Anläßlich der feierlichen Übergabe in Anwesenheit von Landeshauptmann Dr. Franz Stumpf am 30. Juli 1921 wurde eine von Josef Eller aus Untersberger Marmor geschaffene Gedenktafel enthüllt, auf der die Namen der um den Bau verdienten Männer und Firmen standen.

Zur Aufklärung der Bevölkerung ließ die Tiroler Landesregierung einen Film über die Holztrift und die Arbeitsvorgänge in der Säge drehen.

Das Landessägewerk leiteten 1921–1931 Eduard Schmarl und Hermann Schuster, 1931–1938 und 1945 Oberbuchhalter Karl Parzer.

Anfänglich beschäftigte die Landessäge 70–80 Arbeiter und verschnitt jährlich 15-18.000 Festmeter Rundholz zu Brettern. Der überwiegende Teil davon wurde nach Italien, Deutschland, Frankreich und in die Schweiz ausgeführt.

Von 1931–1938 kam es zu drastischen Arbeiterentlassungen. Der Beschäftigtenstand war mit 38 Arbeitern und 5 Angestellten der niedrigste überhaupt. In den Jahren 1939–1945 ist das Personal um 5 Säger und 2 Verwaltungsbedienstete erhöht worden.

Der Reichsgau Tirol-Vorarlberg verpachtete die Landessäge 1939 an lng. Eduard Böcklinger. (…)

1945: Ausgebombt und wieder aufgebaut

Beim Luftangriff auf die Eisenbahnbrücke in Brixlegg am 19. April 1945 wurde das Landessägewerk total ausgebombt. Der von den amerikanischen Besatzungstruppen eingesetzte kommissarische Direktor Pscherer schätzte die Kriegsschäden auf 14.700 Reichsmark.

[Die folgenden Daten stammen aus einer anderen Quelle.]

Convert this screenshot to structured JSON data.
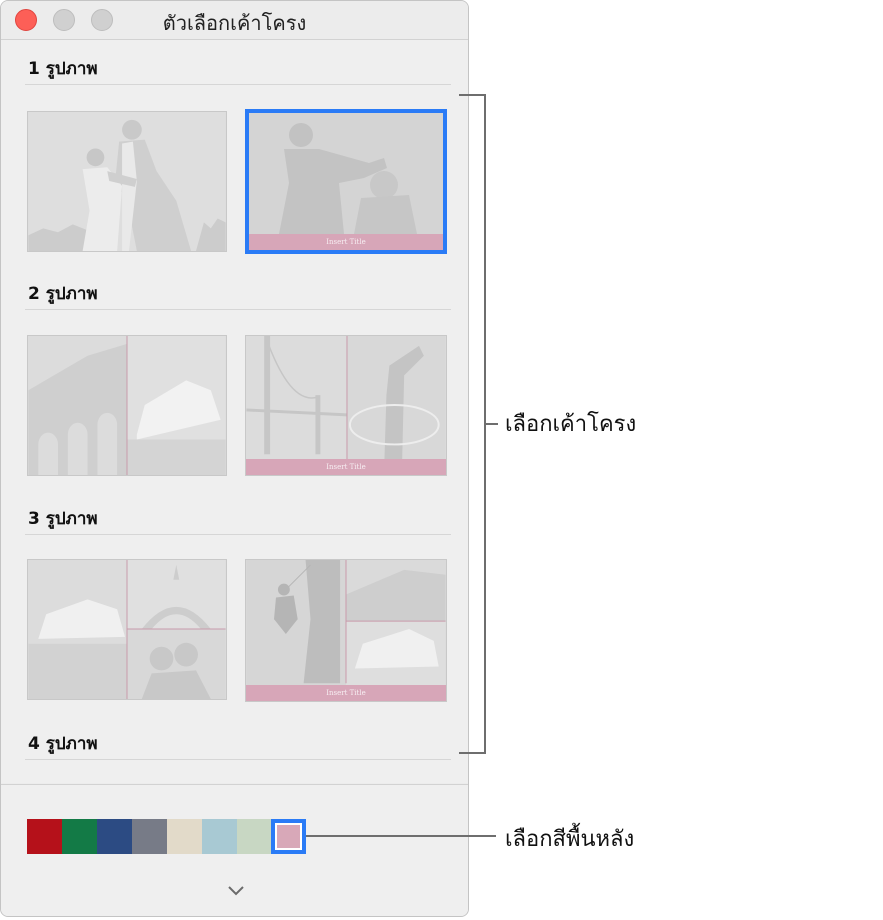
{
  "window": {
    "title": "ตัวเลือกเค้าโครง"
  },
  "sections": [
    {
      "title": "1 รูปภาพ"
    },
    {
      "title": "2 รูปภาพ"
    },
    {
      "title": "3 รูปภาพ"
    },
    {
      "title": "4 รูปภาพ"
    }
  ],
  "thumbnail_caption": "Insert Title",
  "selected_layout": "1 รูปภาพ — with title",
  "swatches": [
    {
      "color": "#b5111a"
    },
    {
      "color": "#137a46"
    },
    {
      "color": "#2c4b83"
    },
    {
      "color": "#777b87"
    },
    {
      "color": "#e2dac9"
    },
    {
      "color": "#a8c9d3"
    },
    {
      "color": "#c8d7c3"
    },
    {
      "color": "#d8a8b8",
      "selected": true
    }
  ],
  "annotations": {
    "layout": "เลือกเค้าโครง",
    "background": "เลือกสีพื้นหลัง"
  },
  "accent_color": "#2a7bf6",
  "icons": [
    "close-button",
    "minimize-button",
    "zoom-button",
    "chevron-down-icon"
  ]
}
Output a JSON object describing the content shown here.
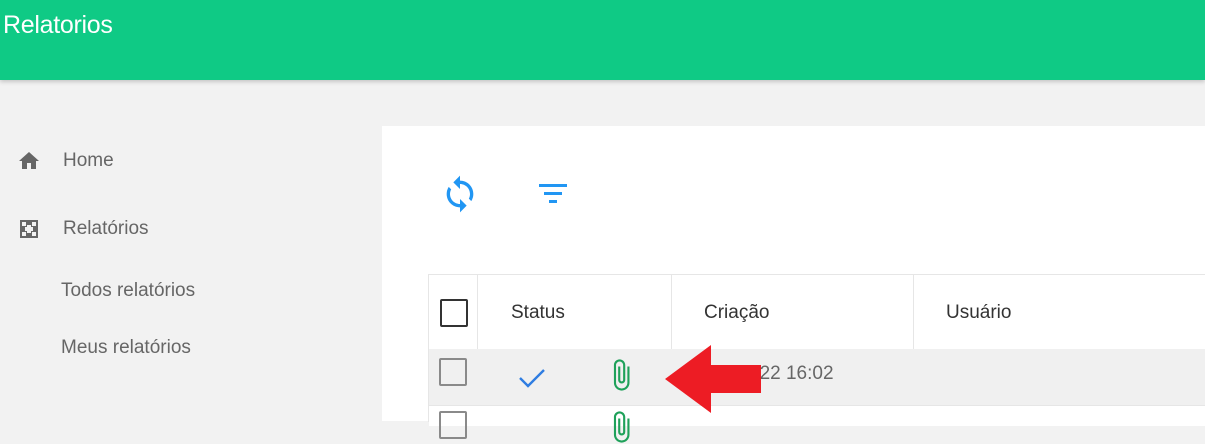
{
  "header": {
    "title": "Relatorios",
    "color": "#0fca85"
  },
  "sidebar": {
    "items": [
      {
        "label": "Home",
        "icon": "home-icon"
      },
      {
        "label": "Relatórios",
        "icon": "reports-icon"
      }
    ],
    "subitems": [
      {
        "label": "Todos relatórios"
      },
      {
        "label": "Meus relatórios"
      }
    ]
  },
  "toolbar": {
    "refresh_icon": "refresh-icon",
    "filter_icon": "filter-icon",
    "icon_color": "#2196f3"
  },
  "table": {
    "columns": [
      "Status",
      "Criação",
      "Usuário"
    ],
    "rows": [
      {
        "status_icon": "check-icon",
        "attachment_icon": "attachment-icon",
        "created": "022 16:02",
        "user": ""
      }
    ]
  },
  "annotation": {
    "icon": "red-arrow-icon",
    "color": "#ed1c24"
  }
}
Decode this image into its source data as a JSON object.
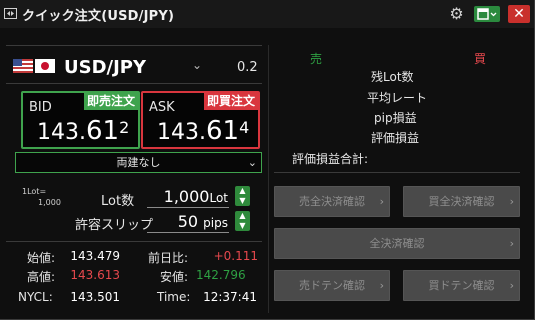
{
  "window": {
    "title": "クイック注文(USD/JPY)",
    "close_label": "✕",
    "gear_glyph": "⚙"
  },
  "colors": {
    "buy_accent": "#d9363e",
    "sell_accent": "#3fa34d",
    "positive": "#2ea043",
    "negative": "#e5484d",
    "background": "#0f0f0f"
  },
  "pair": {
    "symbol": "USD/JPY",
    "spread": "0.2",
    "flags": [
      "us-flag",
      "jp-flag"
    ]
  },
  "bid": {
    "label": "BID",
    "tag": "即売注文",
    "price_main": "143.",
    "price_pip": "61",
    "price_frac": "2"
  },
  "ask": {
    "label": "ASK",
    "tag": "即買注文",
    "price_main": "143.",
    "price_pip": "61",
    "price_frac": "4"
  },
  "hedge": {
    "selected": "両建なし"
  },
  "lot_info": {
    "line1": "1Lot=",
    "line2": "1,000"
  },
  "order": {
    "lot_label": "Lot数",
    "lot_value": "1,000",
    "lot_unit": "Lot",
    "slip_label": "許容スリップ",
    "slip_value": "50",
    "slip_unit": "pips"
  },
  "stats": {
    "open_label": "始値:",
    "open_value": "143.479",
    "change_label": "前日比:",
    "change_value": "+0.111",
    "high_label": "高値:",
    "high_value": "143.613",
    "low_label": "安値:",
    "low_value": "142.796",
    "nycl_label": "NYCL:",
    "nycl_value": "143.501",
    "time_label": "Time:",
    "time_value": "12:37:41"
  },
  "position": {
    "sell_header": "売",
    "buy_header": "買",
    "rows": [
      "残Lot数",
      "平均レート",
      "pip損益",
      "評価損益"
    ],
    "total_label": "評価損益合計:"
  },
  "buttons": {
    "sell_close_all": "売全決済確認",
    "buy_close_all": "買全決済確認",
    "close_all": "全決済確認",
    "sell_doten": "売ドテン確認",
    "buy_doten": "買ドテン確認"
  }
}
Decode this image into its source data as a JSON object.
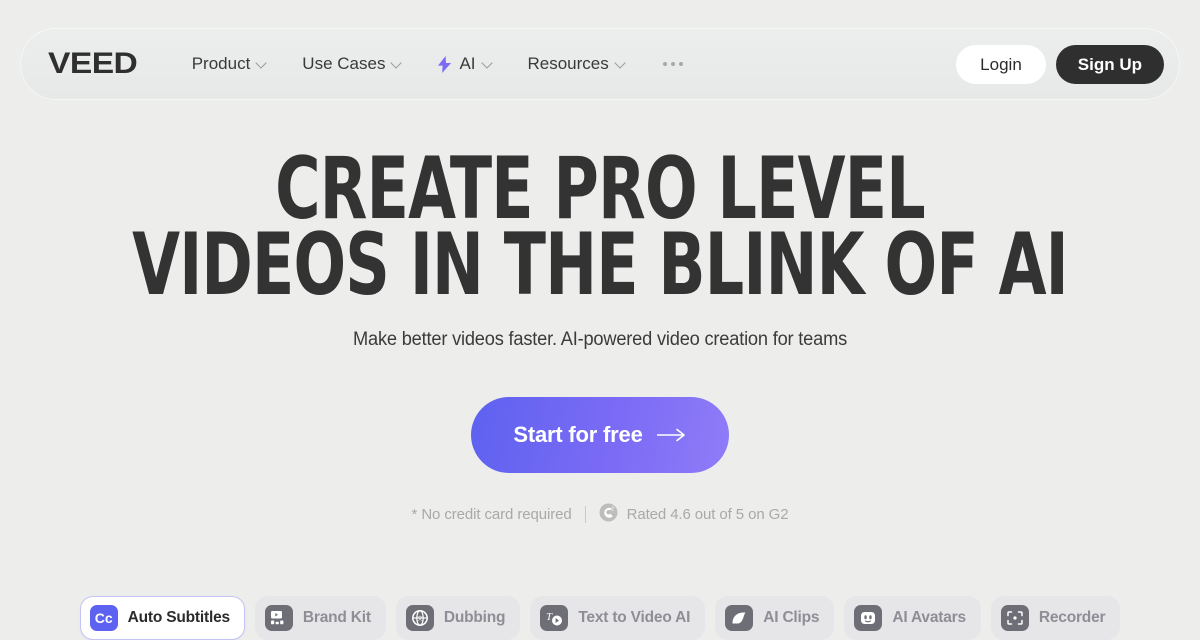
{
  "brand": {
    "logo_text": "VEED",
    "accent_color": "#5d62f0",
    "dark_color": "#2f2f2f",
    "page_background": "#ededec"
  },
  "header": {
    "nav": [
      {
        "label": "Product",
        "icon": null,
        "has_dropdown": true
      },
      {
        "label": "Use Cases",
        "icon": null,
        "has_dropdown": true
      },
      {
        "label": "AI",
        "icon": "lightning-bolt-icon",
        "has_dropdown": true
      },
      {
        "label": "Resources",
        "icon": null,
        "has_dropdown": true
      }
    ],
    "more_icon": "ellipsis-icon",
    "login_label": "Login",
    "signup_label": "Sign Up"
  },
  "hero": {
    "headline_line1": "Create Pro Level",
    "headline_line2": "Videos in the blink of AI",
    "subtitle": "Make better videos faster. AI-powered video creation for teams",
    "cta_label": "Start for free",
    "cta_icon": "arrow-right-icon",
    "no_credit_card": "* No credit card required",
    "g2_icon": "g2-logo-icon",
    "rating_text": "Rated 4.6 out of 5 on G2"
  },
  "features": [
    {
      "label": "Auto Subtitles",
      "icon": "closed-captions-icon",
      "icon_text": "Cc",
      "active": true
    },
    {
      "label": "Brand Kit",
      "icon": "brand-kit-icon",
      "active": false
    },
    {
      "label": "Dubbing",
      "icon": "globe-dubbing-icon",
      "active": false
    },
    {
      "label": "Text to Video AI",
      "icon": "text-to-video-icon",
      "active": false
    },
    {
      "label": "AI Clips",
      "icon": "ai-clips-icon",
      "active": false
    },
    {
      "label": "AI Avatars",
      "icon": "ai-avatar-face-icon",
      "active": false
    },
    {
      "label": "Recorder",
      "icon": "recorder-icon",
      "active": false
    }
  ]
}
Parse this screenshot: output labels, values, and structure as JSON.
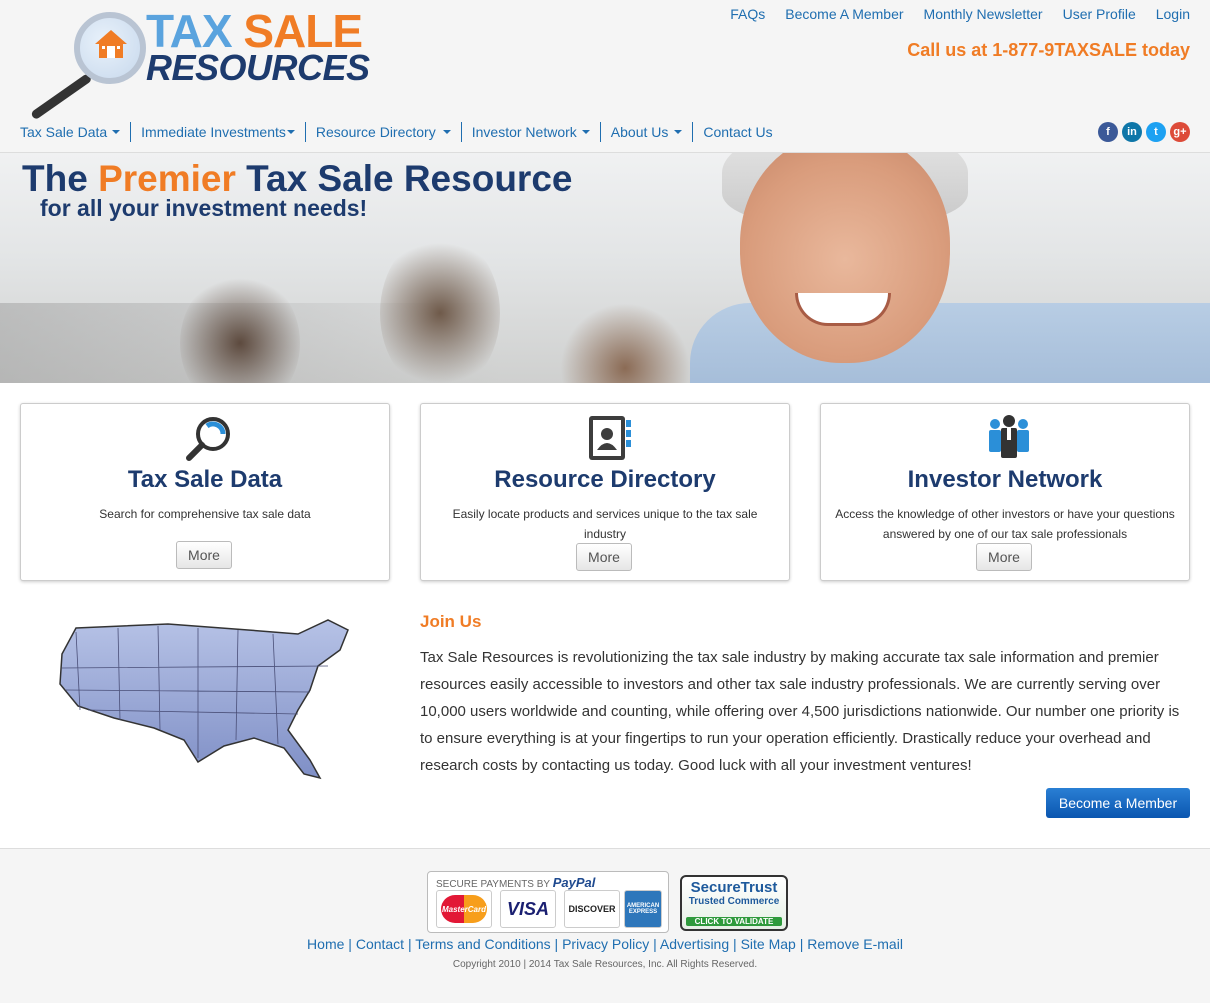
{
  "brand": {
    "logo_word1_a": "TAX",
    "logo_word1_b": "SALE",
    "logo_word2": "RESOURCES",
    "colors": {
      "navy": "#1d3b6e",
      "orange": "#f07c25",
      "link": "#1f6eb0"
    }
  },
  "toplinks": [
    "FAQs",
    "Become A Member",
    "Monthly Newsletter",
    "User Profile",
    "Login"
  ],
  "callus": "Call us at 1-877-9TAXSALE today",
  "nav": [
    {
      "label": "Tax Sale Data",
      "dropdown": true
    },
    {
      "label": "Immediate Investments",
      "dropdown": true
    },
    {
      "label": "Resource Directory",
      "dropdown": true
    },
    {
      "label": "Investor Network",
      "dropdown": true
    },
    {
      "label": "About Us",
      "dropdown": true
    },
    {
      "label": "Contact Us",
      "dropdown": false
    }
  ],
  "social": [
    {
      "icon": "facebook-icon",
      "glyph": "f",
      "color": "#3b5998"
    },
    {
      "icon": "linkedin-icon",
      "glyph": "in",
      "color": "#0e76a8"
    },
    {
      "icon": "twitter-icon",
      "glyph": "t",
      "color": "#1da1f2"
    },
    {
      "icon": "googleplus-icon",
      "glyph": "g+",
      "color": "#dd4b39"
    }
  ],
  "hero": {
    "title_a": "The ",
    "title_accent": "Premier",
    "title_b": " Tax Sale Resource",
    "subtitle": "for all your investment needs!"
  },
  "features": [
    {
      "title": "Tax Sale Data",
      "text": "Search for comprehensive tax sale data",
      "button": "More",
      "icon": "magnifier-icon"
    },
    {
      "title": "Resource Directory",
      "text": "Easily locate products and services unique to the tax sale industry",
      "button": "More",
      "icon": "address-book-icon"
    },
    {
      "title": "Investor Network",
      "text": "Access the knowledge of other investors or have your questions answered by one of our tax sale professionals",
      "button": "More",
      "icon": "people-icon"
    }
  ],
  "join": {
    "title": "Join Us",
    "text": "Tax Sale Resources is revolutionizing the tax sale industry by making accurate tax sale information and premier resources easily accessible to investors and other tax sale industry professionals. We are currently serving over 10,000 users worldwide and counting, while offering over 4,500 jurisdictions nationwide. Our number one priority is to ensure everything is at your fingertips to run your operation efficiently. Drastically reduce your overhead and research costs by contacting us today. Good luck with all your investment ventures!",
    "button": "Become a Member"
  },
  "footer": {
    "paypal_caption": "SECURE PAYMENTS BY",
    "paypal_brand": "PayPal",
    "cards": [
      "MasterCard",
      "VISA",
      "DISCOVER",
      "AMERICAN EXPRESS"
    ],
    "securetrust": [
      "SecureTrust",
      "Trusted Commerce",
      "CLICK TO VALIDATE"
    ],
    "links": [
      "Home",
      "Contact",
      "Terms and Conditions",
      "Privacy Policy",
      "Advertising",
      "Site Map",
      "Remove E-mail"
    ],
    "copyright": "Copyright 2010 | 2014 Tax Sale Resources, Inc. All Rights Reserved."
  }
}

Über Betreiben von Bürgermeister Salzburger stellte die neukonstituierte Tiroler Landesregierung am 20. August 1945 für den Wiederaufbau des Landessägewerkes 16.000 Reichsmark bereit. Gleichzeitig wurde dem lng. Böcklinger der Pachtvertrag gekündigt und der 1938 entlassene Karl Parzer neuerdings zum Direktor ernannt.

Im Anschluß daran führte die Kramsacher Holzverwertungsgenossenschaft das wieder errichtete Sägewerk weiter.« (Fritz Steinegger)

»Obmann dieser Genossenschaft war Hans Moser (Gidebauer). Jährlich wurden rund 10.000m3 Rundholz, das im Triftwege von Brandenberg nach Kramsach gelangte, verarbeitet.« (Norbert Wolf, Gemeindezeitung 2008-01, S. 2)

1967: Das Ende

»Ende der 1950er Jahre wurde das Sägewerk vom Tiroler Waldverband übernommen und in der späteren Folge von den Bundesforsten weitergeführt. Wirtschaftspolitische Überlegungen führten letztlich zur Schließung des Betriebs.« (Norbert Wolf)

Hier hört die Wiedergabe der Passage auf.